La muerte y el espanto se toman a chacota estos días. La gente salió hace un par de noches a la calle disfrazada de espectros, con unas tripas falsas fuera de su sitio y unas horripilantes cicatrices partiéndole la cara. Hacían burla de algo mucho más serio. Carles Puigdemont se les adelantó por unas horas. Iba disfrazado de sí mismo. Pero su disfraz, que él quiere que sea el de un president en el exilio, es el de un zombie. Los amigos de la caricatura, a la que Puigdemont parece decidido a abonarse, podrían decir que su disfraz se encuentra a medio camino entre uno de aquellos Beatles de Cádiz o el de representante de unas poco prósperas pompas fúnebres. Pero uno cree que lo de zombie se ajusta más al personaje, por todo lo que encarna y todo lo que deja atrás.

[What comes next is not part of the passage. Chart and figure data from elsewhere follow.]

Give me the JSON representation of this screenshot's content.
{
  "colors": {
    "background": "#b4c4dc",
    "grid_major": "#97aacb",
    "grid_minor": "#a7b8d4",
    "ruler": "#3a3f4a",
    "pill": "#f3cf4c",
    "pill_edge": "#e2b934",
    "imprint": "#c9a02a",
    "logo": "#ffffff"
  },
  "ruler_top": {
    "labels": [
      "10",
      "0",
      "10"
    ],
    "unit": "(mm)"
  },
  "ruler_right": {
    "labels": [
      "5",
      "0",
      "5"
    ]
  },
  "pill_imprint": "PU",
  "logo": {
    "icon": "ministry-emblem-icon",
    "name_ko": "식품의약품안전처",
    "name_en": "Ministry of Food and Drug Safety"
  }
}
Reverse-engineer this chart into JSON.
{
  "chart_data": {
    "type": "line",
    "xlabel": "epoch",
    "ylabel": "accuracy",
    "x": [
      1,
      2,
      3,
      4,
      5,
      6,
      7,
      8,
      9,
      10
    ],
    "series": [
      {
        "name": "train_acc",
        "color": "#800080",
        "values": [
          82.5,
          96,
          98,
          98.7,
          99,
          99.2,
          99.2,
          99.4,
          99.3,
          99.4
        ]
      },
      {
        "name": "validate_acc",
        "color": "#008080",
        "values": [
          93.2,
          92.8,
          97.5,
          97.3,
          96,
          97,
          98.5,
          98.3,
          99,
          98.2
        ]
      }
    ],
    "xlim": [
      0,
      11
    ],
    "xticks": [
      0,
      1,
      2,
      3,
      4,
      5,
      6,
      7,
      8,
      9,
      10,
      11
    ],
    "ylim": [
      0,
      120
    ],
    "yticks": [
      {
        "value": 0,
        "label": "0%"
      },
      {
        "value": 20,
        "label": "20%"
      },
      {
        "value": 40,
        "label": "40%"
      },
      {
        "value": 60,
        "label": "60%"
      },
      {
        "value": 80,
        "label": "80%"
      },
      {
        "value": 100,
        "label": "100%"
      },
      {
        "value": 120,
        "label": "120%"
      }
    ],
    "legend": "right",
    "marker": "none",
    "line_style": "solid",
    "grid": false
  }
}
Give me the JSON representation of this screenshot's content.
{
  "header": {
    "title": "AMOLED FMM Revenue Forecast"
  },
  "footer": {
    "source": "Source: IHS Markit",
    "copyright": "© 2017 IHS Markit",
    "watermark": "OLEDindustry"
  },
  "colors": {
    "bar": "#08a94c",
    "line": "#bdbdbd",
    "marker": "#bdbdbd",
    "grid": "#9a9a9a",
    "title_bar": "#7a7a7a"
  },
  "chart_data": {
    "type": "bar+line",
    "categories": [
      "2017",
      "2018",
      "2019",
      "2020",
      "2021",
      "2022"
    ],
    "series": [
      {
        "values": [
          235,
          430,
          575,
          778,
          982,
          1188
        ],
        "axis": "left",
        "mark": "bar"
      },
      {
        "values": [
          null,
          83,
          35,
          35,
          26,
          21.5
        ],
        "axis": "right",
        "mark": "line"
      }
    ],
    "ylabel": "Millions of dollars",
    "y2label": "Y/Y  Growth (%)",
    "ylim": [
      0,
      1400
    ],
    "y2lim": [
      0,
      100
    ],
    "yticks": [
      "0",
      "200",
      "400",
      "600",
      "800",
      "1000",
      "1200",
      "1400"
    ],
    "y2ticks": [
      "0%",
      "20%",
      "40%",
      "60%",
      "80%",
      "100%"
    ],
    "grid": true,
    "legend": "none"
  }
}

Hugo Claus fue un escritor belga, un gran escritor. Quizás su mejor novela sea 'La pena de Bélgica'. Dentro de ese libro se habla de otro. Uno titulado 'La bandera flamenca', y ahí se cuenta la historia de unos seminaristas rebeldes que traman un complot nocturno contra los ministros y los obispos de aquel país. Un desastre, una superchería. Puigdemont y sus seminaristas también han tramado un complot. En apariencia lo han venido haciendo a la luz del día. Anunciando a bombo y platillo la ruta de su camino. El Procés. Sin embargo, una vez llegado al final de ese camino, el oscurantismo ha sido la tónica dominante. El secretismo y la indefinición, la ambigüedad elevada a la máxima potencia, han acompañado los últimos pasos de este hombre al que ya sólo parece impulsar la energía de una remota vida anterior.
Ambigüedad en la proclamación de un nuevo Estado, ambigüedad en las cartas que debían responder con claridad a un requerimiento. Oscurantismo en los días cruciales de la semana pasada cuando el futuro de todo un país parecía jugarse a cara o cruz. DUI o 155. Y más ambigüedad, más secretismo y una radiante cobardía enviando a las redes sociales una foto tomada desde el interior del Palau dando los buenos días mientras viajaba en coche hasta Marsella para desde allí volar a Bélgica y presentarse como un represaliado político. En la rueda de prensa se reía ante las cámaras y el amontonamiento de micrófonos. De qué se reía. Qué motivos puede tener para esa sonrisa turbia, con una energía prestada, surgida de una venenosa radiación que lo impulsa a seguir tomando decidisiones oscuras, a continuar un rumbo que ya, vacío de inteligencia, se parece más al de un autómata que al de un político de crédito. Y sí, entonces es cuando a uno le vino a la memoria el libro de Hugo Claus y el título de la novela. La pena de Bélgica. Pena por Cataluña, llevada al ridículo por quien hasta ayer era su máximo representante y que ahora con el paso tambaleante de un zombie cada vez se aleja más de la realidad. Y de la dignidad.